Para a cara gente brancabrasileira os outros – indígenas, negros, ciganos, todos os demais não brancos tornaram-se mais descartáveis ainda. Assim, a estratégia de descartar os corpos negros adoecidos no mar; ou ainda, aquele excesso de cargaque denunciava a mercadoria vinda da África, o que significava a apreensão e o afundamento do navio negreiro, repete-se hoje com maior eficácia e eficiência palavras caras aos empresários o descarte dos corpos obsoletos.

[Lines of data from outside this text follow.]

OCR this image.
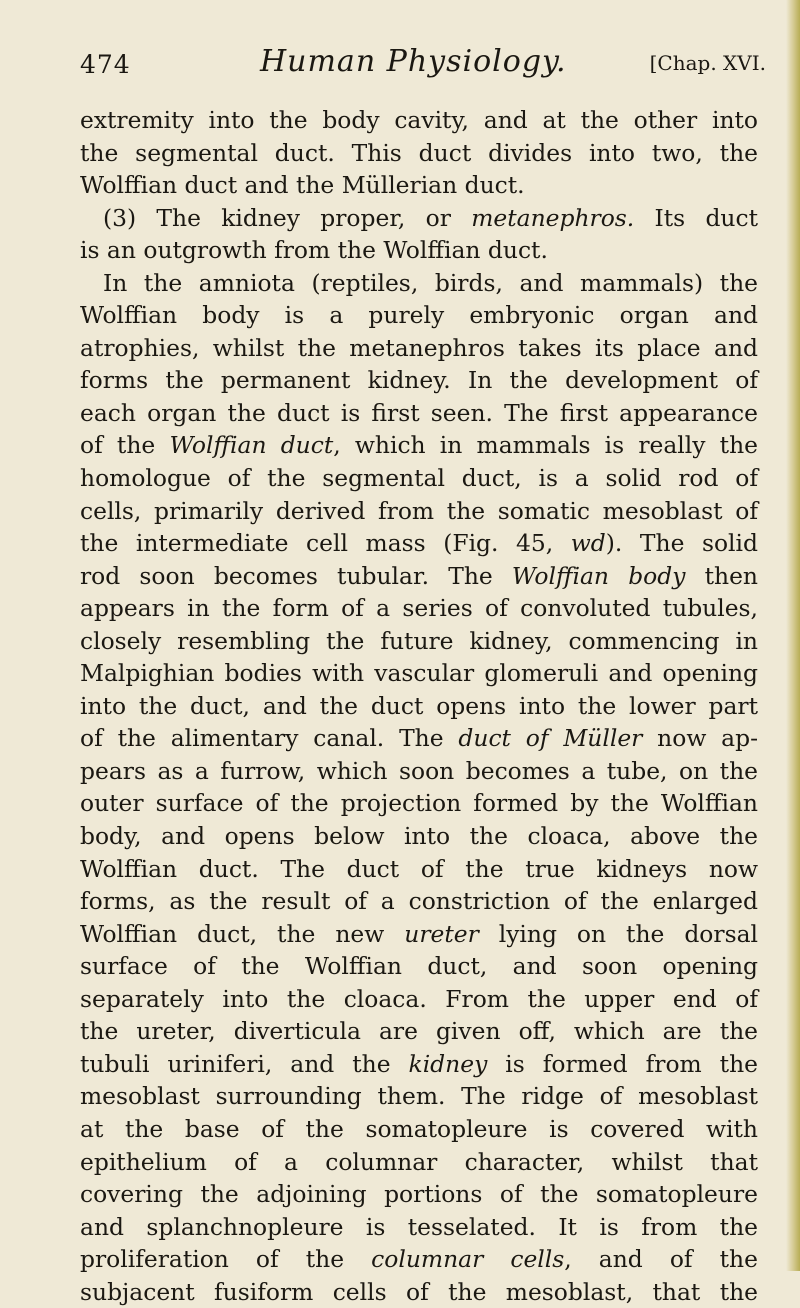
474	Human Physiology.	[Chap. XVI.
extremity into the body cavity, and at the other into
the segmental duct. This duct divides into two, the
Wolffian duct and the Müllerian duct.
(3) The kidney proper, or metanephros. Its duct
is an outgrowth from the Wolffian duct.
In the amniota (reptiles, birds, and mammals) the
Wolffian body is a purely embryonic organ and
atrophies, whilst the metanephros takes its place and
forms the permanent kidney. In the development of
each organ the duct is first seen. The first appearance
of the Wolffian duct, which in mammals is really the
homologue of the segmental duct, is a solid rod of
cells, primarily derived from the somatic mesoblast of
the intermediate cell mass (Fig. 45, wd). The solid
rod soon becomes tubular. The Wolffian body then
appears in the form of a series of convoluted tubules,
closely resembling the future kidney, commencing in
Malpighian bodies with vascular glomeruli and opening
into the duct, and the duct opens into the lower part
of the alimentary canal. The duct of Müller now ap-
pears as a furrow, which soon becomes a tube, on the
outer surface of the projection formed by the Wolffian
body, and opens below into the cloaca, above the
Wolffian duct. The duct of the true kidneys now
forms, as the result of a constriction of the enlarged
Wolffian duct, the new ureter lying on the dorsal
surface of the Wolffian duct, and soon opening
separately into the cloaca. From the upper end of
the ureter, diverticula are given off, which are the
tubuli uriniferi, and the kidney is formed from the
mesoblast surrounding them. The ridge of mesoblast
at the base of the somatopleure is covered with
epithelium of a columnar character, whilst that
covering the adjoining portions of the somatopleure
and splanchnopleure is tesselated. It is from the
proliferation of the columnar cells, and of the
subjacent fusiform cells of the mesoblast, that the
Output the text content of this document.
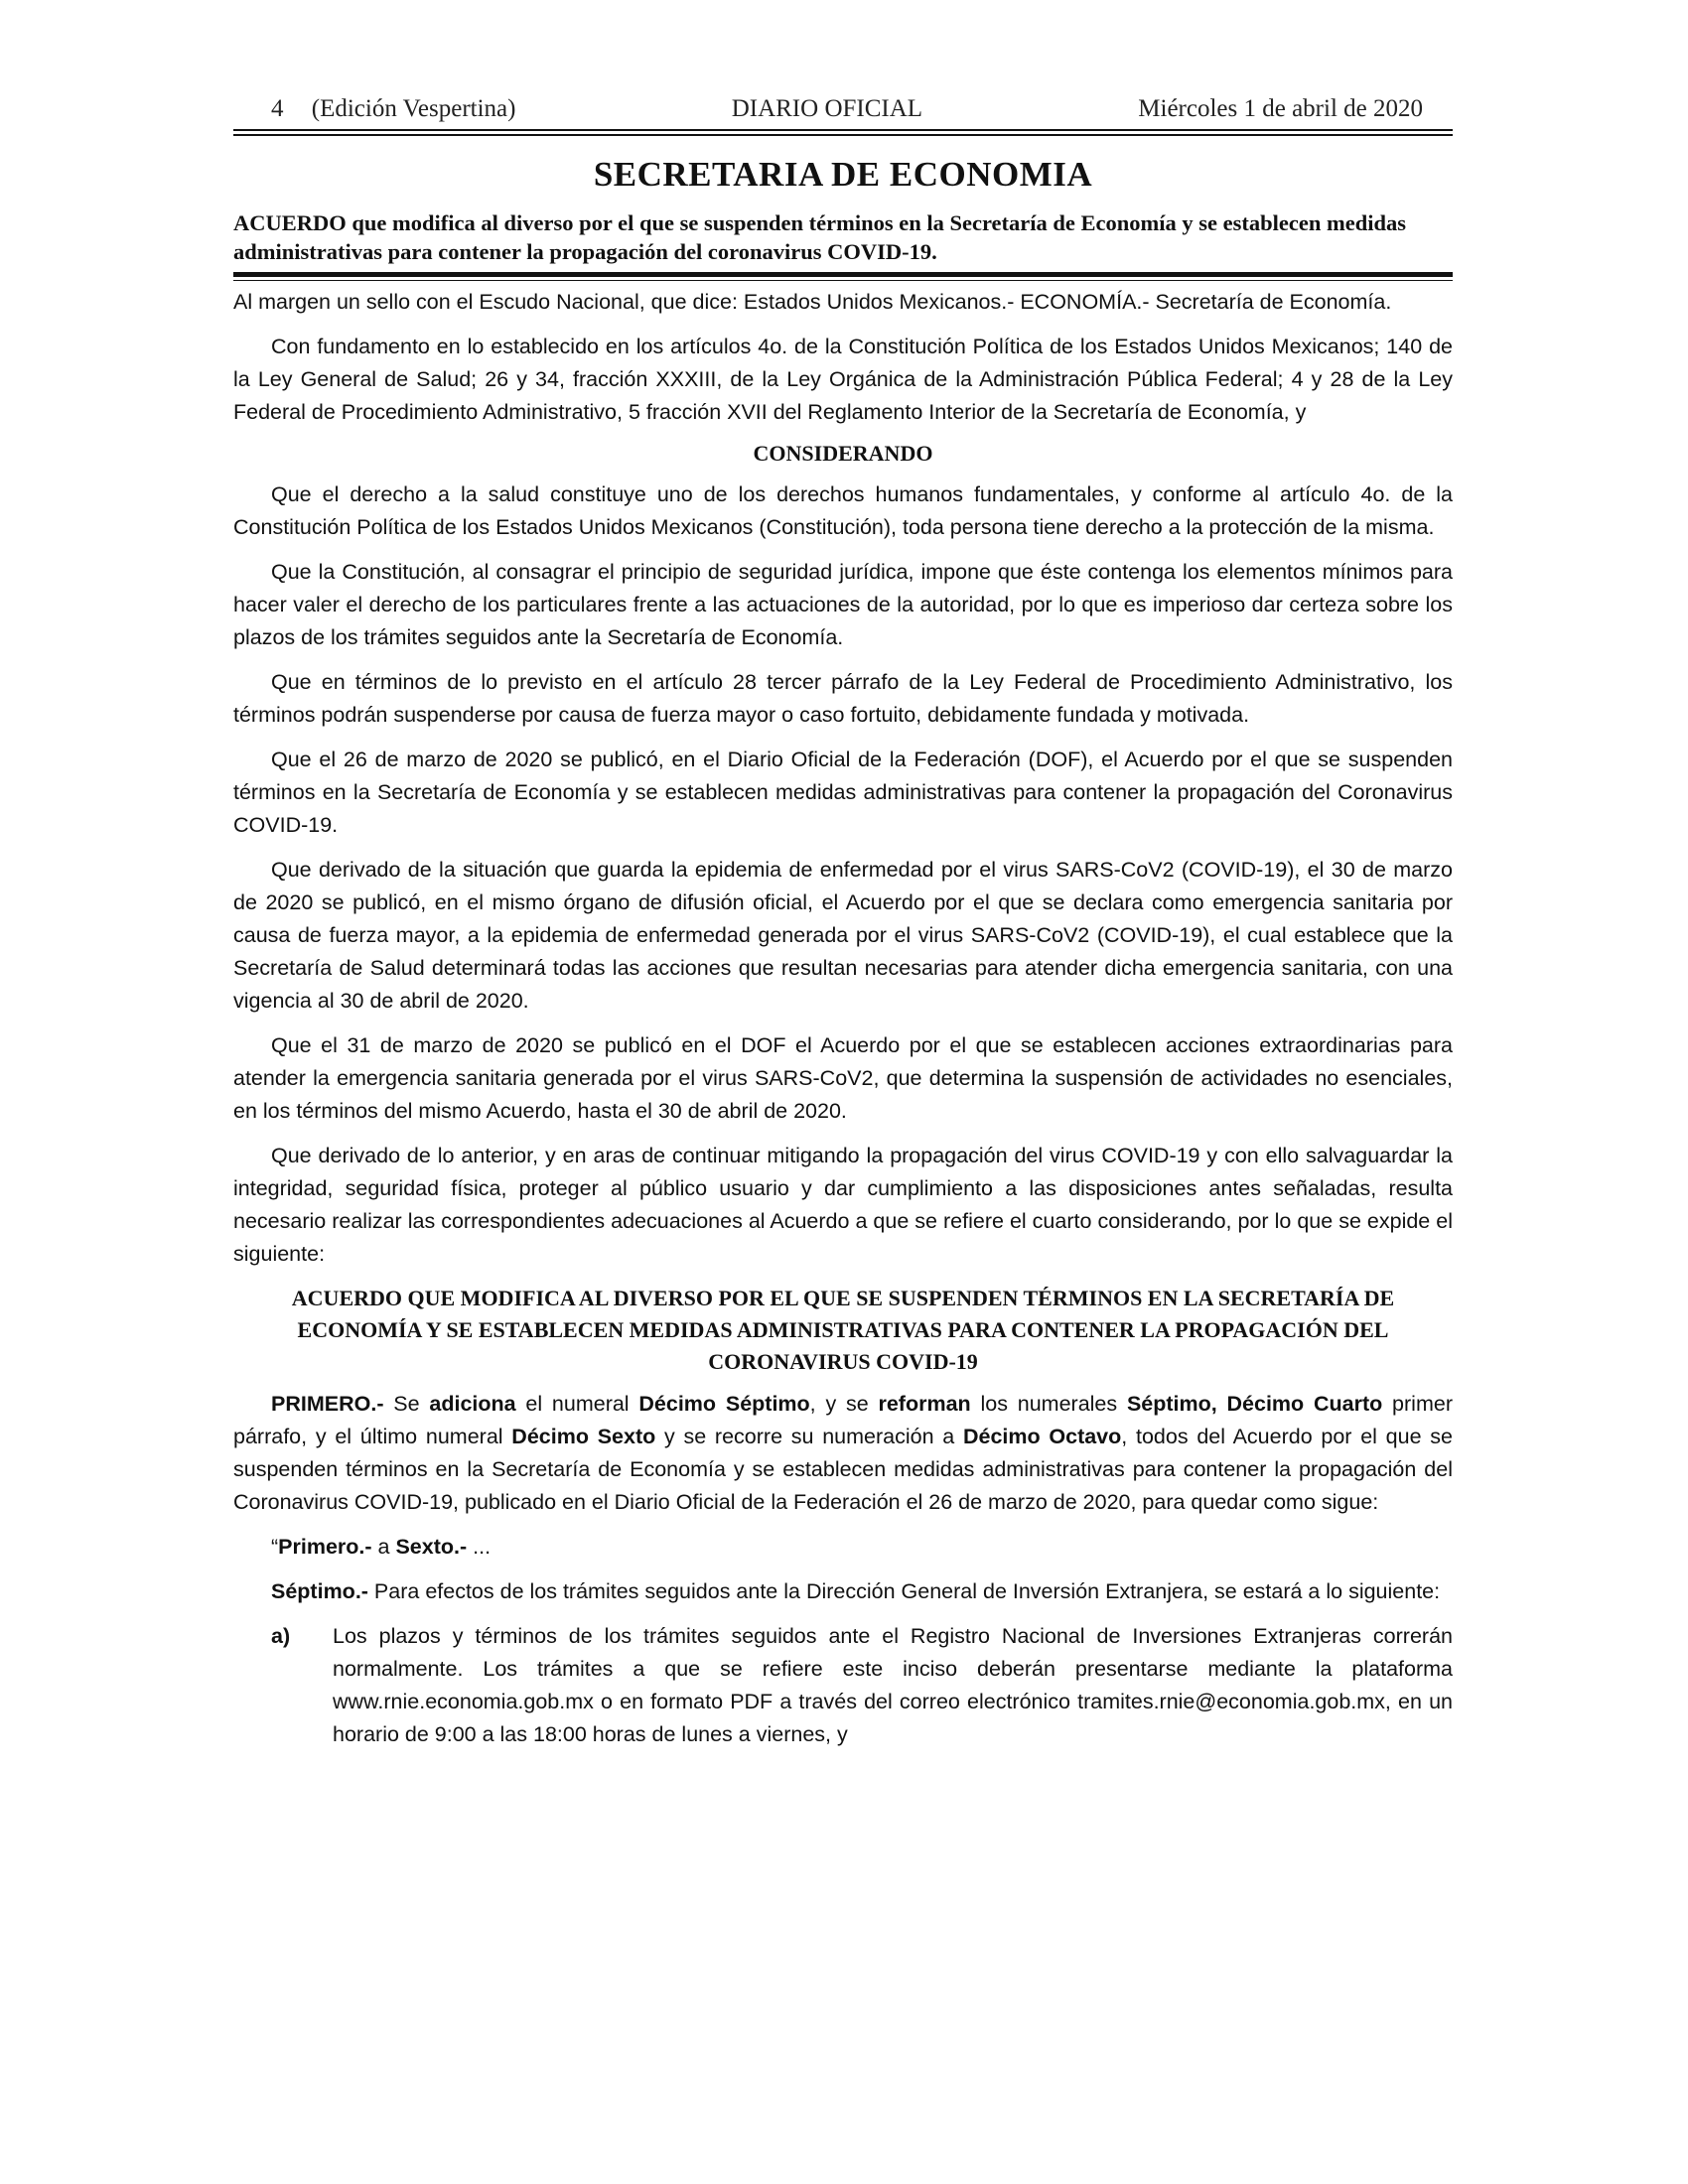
4 (Edición Vespertina)	DIARIO OFICIAL	Miércoles 1 de abril de 2020
SECRETARIA DE ECONOMIA
ACUERDO que modifica al diverso por el que se suspenden términos en la Secretaría de Economía y se establecen medidas administrativas para contener la propagación del coronavirus COVID-19.

Al margen un sello con el Escudo Nacional, que dice: Estados Unidos Mexicanos.- ECONOMÍA.- Secretaría de Economía.

Con fundamento en lo establecido en los artículos 4o. de la Constitución Política de los Estados Unidos Mexicanos; 140 de la Ley General de Salud; 26 y 34, fracción XXXIII, de la Ley Orgánica de la Administración Pública Federal; 4 y 28 de la Ley Federal de Procedimiento Administrativo, 5 fracción XVII del Reglamento Interior de la Secretaría de Economía, y

CONSIDERANDO

Que el derecho a la salud constituye uno de los derechos humanos fundamentales, y conforme al artículo 4o. de la Constitución Política de los Estados Unidos Mexicanos (Constitución), toda persona tiene derecho a la protección de la misma.

Que la Constitución, al consagrar el principio de seguridad jurídica, impone que éste contenga los elementos mínimos para hacer valer el derecho de los particulares frente a las actuaciones de la autoridad, por lo que es imperioso dar certeza sobre los plazos de los trámites seguidos ante la Secretaría de Economía.

Que en términos de lo previsto en el artículo 28 tercer párrafo de la Ley Federal de Procedimiento Administrativo, los términos podrán suspenderse por causa de fuerza mayor o caso fortuito, debidamente fundada y motivada.

Que el 26 de marzo de 2020 se publicó, en el Diario Oficial de la Federación (DOF), el Acuerdo por el que se suspenden términos en la Secretaría de Economía y se establecen medidas administrativas para contener la propagación del Coronavirus COVID-19.

Que derivado de la situación que guarda la epidemia de enfermedad por el virus SARS-CoV2 (COVID-19), el 30 de marzo de 2020 se publicó, en el mismo órgano de difusión oficial, el Acuerdo por el que se declara como emergencia sanitaria por causa de fuerza mayor, a la epidemia de enfermedad generada por el virus SARS-CoV2 (COVID-19), el cual establece que la Secretaría de Salud determinará todas las acciones que resultan necesarias para atender dicha emergencia sanitaria, con una vigencia al 30 de abril de 2020.

Que el 31 de marzo de 2020 se publicó en el DOF el Acuerdo por el que se establecen acciones extraordinarias para atender la emergencia sanitaria generada por el virus SARS-CoV2, que determina la suspensión de actividades no esenciales, en los términos del mismo Acuerdo, hasta el 30 de abril de 2020.

Que derivado de lo anterior, y en aras de continuar mitigando la propagación del virus COVID-19 y con ello salvaguardar la integridad, seguridad física, proteger al público usuario y dar cumplimiento a las disposiciones antes señaladas, resulta necesario realizar las correspondientes adecuaciones al Acuerdo a que se refiere el cuarto considerando, por lo que se expide el siguiente:

ACUERDO QUE MODIFICA AL DIVERSO POR EL QUE SE SUSPENDEN TÉRMINOS EN LA SECRETARÍA DE ECONOMÍA Y SE ESTABLECEN MEDIDAS ADMINISTRATIVAS PARA CONTENER LA PROPAGACIÓN DEL CORONAVIRUS COVID-19

PRIMERO.- Se adiciona el numeral Décimo Séptimo, y se reforman los numerales Séptimo, Décimo Cuarto primer párrafo, y el último numeral Décimo Sexto y se recorre su numeración a Décimo Octavo, todos del Acuerdo por el que se suspenden términos en la Secretaría de Economía y se establecen medidas administrativas para contener la propagación del Coronavirus COVID-19, publicado en el Diario Oficial de la Federación el 26 de marzo de 2020, para quedar como sigue:

“Primero.- a Sexto.- ...

Séptimo.- Para efectos de los trámites seguidos ante la Dirección General de Inversión Extranjera, se estará a lo siguiente:

a)	Los plazos y términos de los trámites seguidos ante el Registro Nacional de Inversiones Extranjeras correrán normalmente. Los trámites a que se refiere este inciso deberán presentarse mediante la plataforma www.rnie.economia.gob.mx o en formato PDF a través del correo electrónico tramites.rnie@economia.gob.mx, en un horario de 9:00 a las 18:00 horas de lunes a viernes, y
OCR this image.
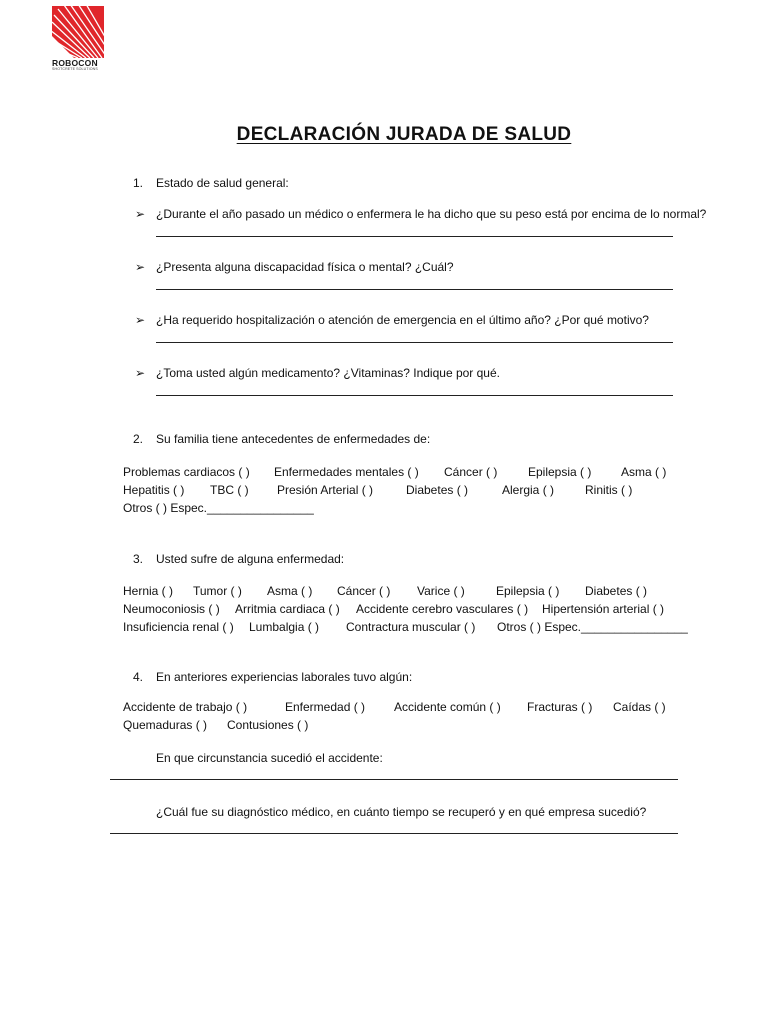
ROBOCON
SHOTCRETE SOLUTIONS
DECLARACIÓN JURADA DE SALUD
1. Estado de salud general:
➢ ¿Durante el año pasado un médico o enfermera le ha dicho que su peso está por encima de lo normal?
➢ ¿Presenta alguna discapacidad física o mental? ¿Cuál?
➢ ¿Ha requerido hospitalización o atención de emergencia en el último año? ¿Por qué motivo?
➢ ¿Toma usted algún medicamento? ¿Vitaminas? Indique por qué.
2. Su familia tiene antecedentes de enfermedades de:
Problemas cardiacos ( ) Enfermedades mentales ( ) Cáncer ( )	Epilepsia ( ) Asma ( )
Hepatitis ( ) TBC ( ) Presión Arterial ( )	Diabetes ( )	Alergia ( )	Rinitis ( )
Otros ( ) Espec.________________
3. Usted sufre de alguna enfermedad:
Hernia ( ) Tumor ( ) Asma ( ) Cáncer ( ) Varice ( )	Epilepsia ( ) Diabetes ( )
Neumoconiosis ( ) Arritmia cardiaca ( ) Accidente cerebro vasculares ( ) Hipertensión arterial ( )
Insuficiencia renal ( ) Lumbalgia ( ) Contractura muscular ( ) Otros ( ) Espec.________________
4. En anteriores experiencias laborales tuvo algún:
Accidente de trabajo ( )	Enfermedad ( ) Accidente común ( ) Fracturas ( ) Caídas ( )
Quemaduras ( ) Contusiones ( )
En que circunstancia sucedió el accidente:
¿Cuál fue su diagnóstico médico, en cuánto tiempo se recuperó y en qué empresa sucedió?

O que quero dizer: para um capitalismo globalizado não há mais necessidade de se manter uma reserva de mão-de-obra. A mão-de-obra também se globalizou. Por ser mundial o capital vai busca-la em qualquer lugar do mundo. Por isso a morte recai sobre as periferias: num sistema de acúmulo, gente que não se dá muito barato é cara para o sistema (daí a tentativa de escravizar o trabalhador brasileiro, que é negro!). Na visão capitalista, gente que não produz não faz sentido viver. Não é útil. Não é importante. Não importa.

Assim é preciso eliminar essas pessoas, porém não se pode fazê-lo de forma tão explícita como a fábrica de morte nazista, que na sua racionalidade macabra operava dentro dos princípios industriais. Hoje, a quantidade de morte produzida supera em muito os milhões que os nazistas mataram. Da mesma forma que o capitalismo não prescinde do modelo industrial, mas modifica-o para as suas necessidades, a maneira de produzir a morte também se modernizou. Aquele modelo fábrica tornou-se obsoleto. A esteira fordista já não é mais funcional. Mata-se aos poucos (para o sistema ainda são poucos), mas na soma total…

Mata-se de negligência ao abandonar a população à sua própria sorte com seus próprios recursos em meio a uma pandemia sem cura e sem vacina; mata-se de tiros em meio a supostos tiroteios chamados de autos de resistência, nos quais morrem negros jovens; e, ao fim, se mesmo assim, esse povo não morre, mata-se de pancada e asfixia, na porta do supermercado francês em solo brasileiro.

No mundo existe capitalismo. E o capitalismo é o pai do racismo! É urgente matar os dois e, se necessário, os seus lacaios. Lacaios: palavra tão antiga e tão atual.